Sometimes the symptoms can include:
- Enlargement of the heart, liver and tongue
- Baby is not feeding properly
- Difficulty in gaining weight
- Slow rate of growth.
The life expectancy of a child with untreated infantile Pompe disease is at most 2 years old but with treatment it can be prolonged.
Symptoms of late-onset Pompe disease are:
- Delayed motor skills
- Muscle weakness (myopathy); patient may struggle to walk or climb up stairs
- Difficulty breathing (pulmonary insufficiency)
In some cases, the patient may develop an enlarged heart (cardiomegaly). The life expectancy of someone with late-onset Pompe disease is age 30 when onset occurs as a child or teenager, and age 50 when it develops during adulthood.
How is it diagnosed?
There are different ways that Pompe disease can be diagnosed and distinguished from other diseases with similar symptoms.
Enzyme activity tests measure the levels and activity of acid alpha-glucosidase in the body. A skin biopsy one the ways this can be done as it is one of the least invasive techniques. A muscle biopsy can be sometimes to measure the enzyme activity, but this technique is more invasive and therefore less preferred. Blood tests can also be done to test for enzyme activity and screen for Pompe disease.

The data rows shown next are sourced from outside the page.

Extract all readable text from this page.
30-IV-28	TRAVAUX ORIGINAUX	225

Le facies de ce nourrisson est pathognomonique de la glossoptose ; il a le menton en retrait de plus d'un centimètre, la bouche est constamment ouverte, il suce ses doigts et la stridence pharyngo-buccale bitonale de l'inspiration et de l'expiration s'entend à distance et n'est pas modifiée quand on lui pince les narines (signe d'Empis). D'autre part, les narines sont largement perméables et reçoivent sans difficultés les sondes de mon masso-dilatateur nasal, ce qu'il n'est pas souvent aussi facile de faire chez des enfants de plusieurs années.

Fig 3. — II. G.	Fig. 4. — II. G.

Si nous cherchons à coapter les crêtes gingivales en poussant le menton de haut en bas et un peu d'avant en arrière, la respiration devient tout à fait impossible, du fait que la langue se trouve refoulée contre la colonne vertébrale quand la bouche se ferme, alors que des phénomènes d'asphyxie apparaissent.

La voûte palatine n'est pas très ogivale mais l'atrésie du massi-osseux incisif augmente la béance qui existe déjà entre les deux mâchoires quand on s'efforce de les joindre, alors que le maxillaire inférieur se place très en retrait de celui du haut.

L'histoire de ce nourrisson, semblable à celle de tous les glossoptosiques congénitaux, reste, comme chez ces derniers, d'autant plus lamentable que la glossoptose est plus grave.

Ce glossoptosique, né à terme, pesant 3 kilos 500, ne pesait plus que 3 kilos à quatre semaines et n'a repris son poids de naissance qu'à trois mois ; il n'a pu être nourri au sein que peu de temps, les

Genetic testing is another effective method for diagnosis. A blood or spit sample can be taken and examination of the GAA gene can be done to identify the faulty gene.
Can it be treated?
Enzyme replacement therapy (ERT) is the main treatment method for Pompe disease; it involves fortnightly intravenous infusions of the deficient acid alpha-glucosidase enzyme. This enzyme allows glycogen to be broken down properly and is shown to slow muscle wastage and development of heart problems. ERT greatly improves survival rates and increases strength levels. However, ERT can not enter the brain due to the blood-brain barrier, so it has no effect on any neurological symptoms caused by Pompe disease.

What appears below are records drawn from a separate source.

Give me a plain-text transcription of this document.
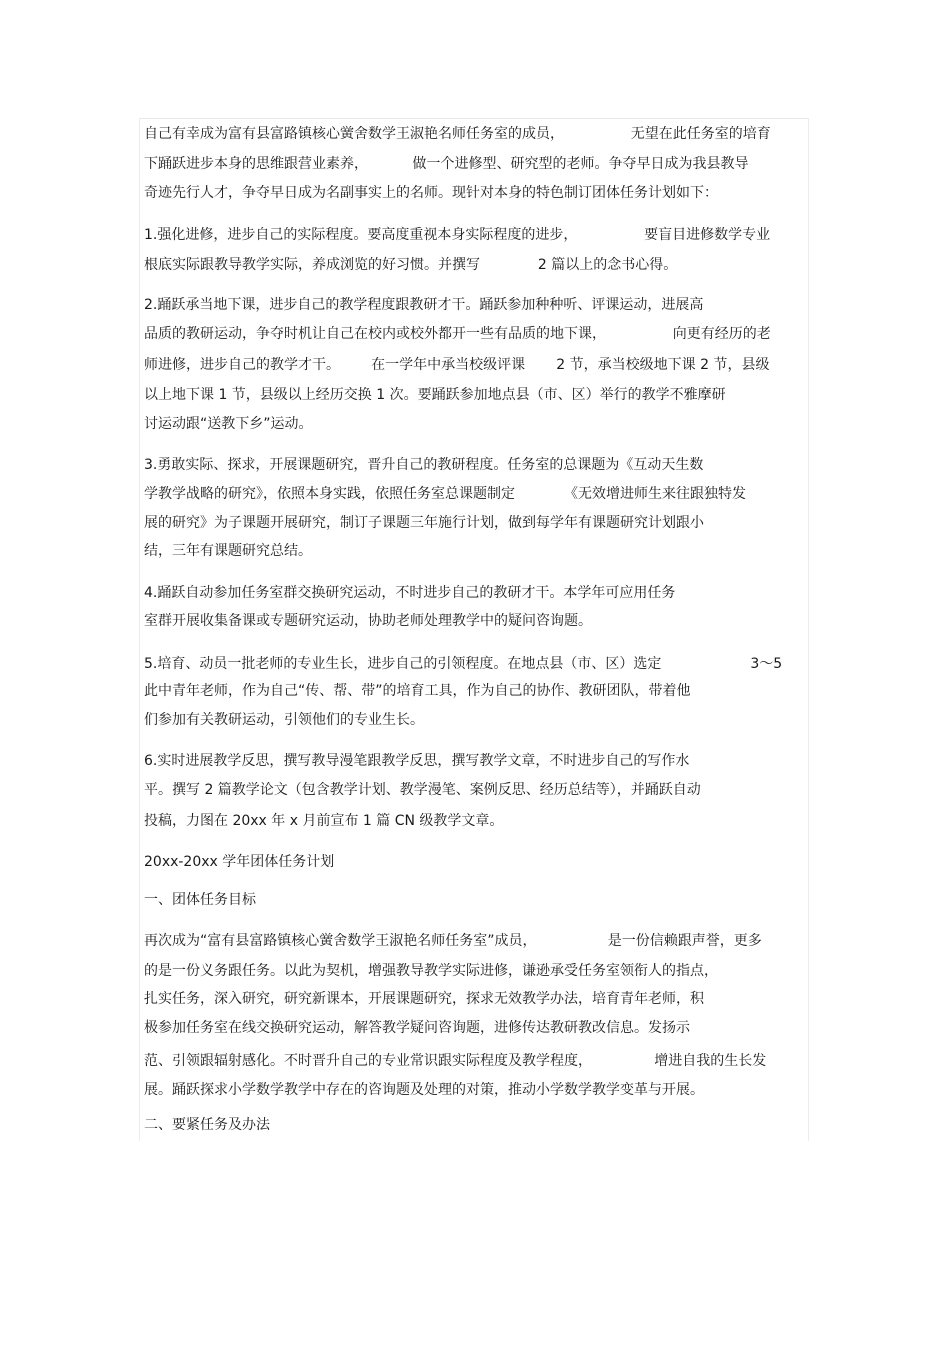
自己有幸成为富有县富路镇核心黉舍数学王淑艳名师任务室的成员，               无望在此任务室的培育
下踊跃进步本身的思维跟营业素养，          做一个进修型、研究型的老师。争夺早日成为我县教导
奇迹先行人才，争夺早日成为名副事实上的名师。现针对本身的特色制订团体任务计划如下：
1.强化进修，进步自己的实际程度。要高度重视本身实际程度的进步，               要盲目进修数学专业
根底实际跟教导教学实际，养成浏览的好习惯。并撰写             2 篇以上的念书心得。
2.踊跃承当地下课，进步自己的教学程度跟教研才干。踊跃参加种种听、评课运动，进展高
品质的教研运动，争夺时机让自己在校内或校外都开一些有品质的地下课，               向更有经历的老
师进修，进步自己的教学才干。       在一学年中承当校级评课       2 节，承当校级地下课 2 节，县级
以上地下课 1 节，县级以上经历交换 1 次。要踊跃参加地点县（市、区）举行的教学不雅摩研
讨运动跟“送教下乡”运动。
3.勇敢实际、探求，开展课题研究，晋升自己的教研程度。任务室的总课题为《互动天生数
学教学战略的研究》，依照本身实践，依照任务室总课题制定           《无效增进师生来往跟独特发
展的研究》为子课题开展研究，制订子课题三年施行计划，做到每学年有课题研究计划跟小
结，三年有课题研究总结。
4.踊跃自动参加任务室群交换研究运动，不时进步自己的教研才干。本学年可应用任务
室群开展收集备课或专题研究运动，协助老师处理教学中的疑问咨询题。
5.培育、动员一批老师的专业生长，进步自己的引领程度。在地点县（市、区）选定                    3～5
此中青年老师，作为自己“传、帮、带”的培育工具，作为自己的协作、教研团队，带着他
们参加有关教研运动，引领他们的专业生长。
6.实时进展教学反思，撰写教导漫笔跟教学反思，撰写教学文章，不时进步自己的写作水
平。撰写 2 篇教学论文（包含教学计划、教学漫笔、案例反思、经历总结等），并踊跃自动
投稿，力图在 20xx 年 x 月前宣布 1 篇 CN 级教学文章。
20xx-20xx 学年团体任务计划
一、团体任务目标
再次成为“富有县富路镇核心黉舍数学王淑艳名师任务室”成员，                是一份信赖跟声誉，更多
的是一份义务跟任务。以此为契机，增强教导教学实际进修，谦逊承受任务室领衔人的指点，
扎实任务，深入研究，研究新课本，开展课题研究，探求无效教学办法，培育青年老师，积
极参加任务室在线交换研究运动，解答教学疑问咨询题，进修传达教研教改信息。发扬示
范、引领跟辐射感化。不时晋升自己的专业常识跟实际程度及教学程度，              增进自我的生长发
展。踊跃探求小学数学教学中存在的咨询题及处理的对策，推动小学数学教学变革与开展。
二、要紧任务及办法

Physical therapy can sometimes be needed alongside ERT to help combat muscle weakness. Respiratory support can be needed in the later stages of Pompe disease, alongside a feeding tube in infants but rarely in late onset patients. Late onset patients may need to switch to a soft diet.
Do my family need to be tested?
Pompe Disease is an autosomal recessive disease, meaning that a fault copy of the gene must be inherited from both parents, giving a 25% chance of the child being born with the disorder. There is a 50% chance that the child will be born carrier, which means that the child will only inherit one copy of the gene and cannot develop Pompe disease.

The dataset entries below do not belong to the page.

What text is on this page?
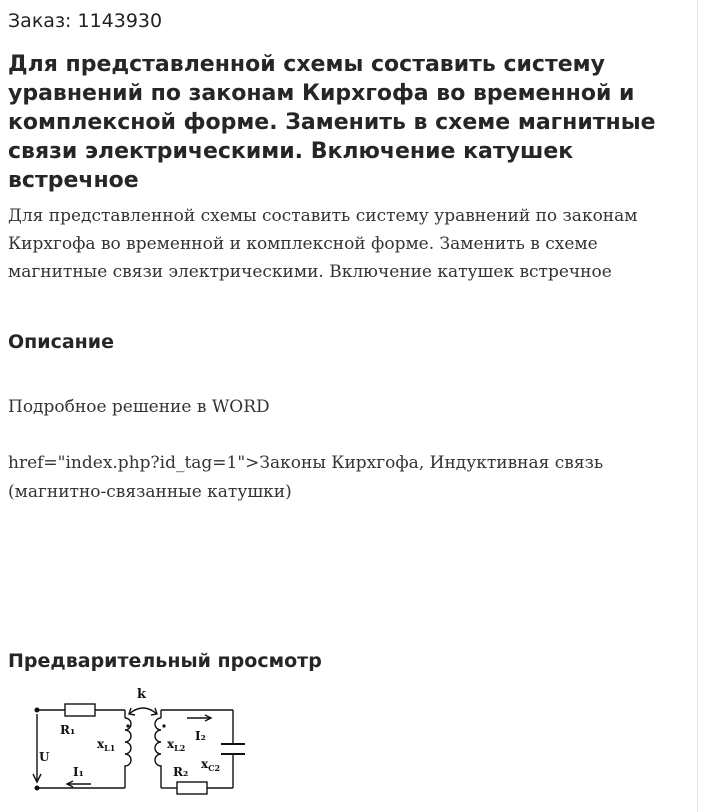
Заказ: 1143930
Для представленной схемы составить систему уравнений по законам Кирхгофа во временной и комплексной форме. Заменить в схеме магнитные связи электрическими. Включение катушек встречное

Для представленной схемы составить систему уравнений по законам Кирхгофа во временной и комплексной форме. Заменить в схеме магнитные связи электрическими. Включение катушек встречное

Описание

Подробное решение в WORD

href="index.php?id_tag=1">Законы Кирхгофа, Индуктивная связь (магнитно-связанные катушки)

Предварительный просмотр
k
R₁
$x_{L1}$
U
I₁
$x_{L2}$
I₂
R₂
$x_{C2}$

As Pompe disease is an autosomal recessive disorder, members of your family may be carriers, or they may have Pompe disease and do not know. Genetic testing can test for Pompe disease within your family and can catch it early, increasing the success of any treatments given. Identifying carriers within your family can also assist in any family planning.
Image 1: Picture showing the inheritance pattern for an autosomal recessive disorder like Pompe disease.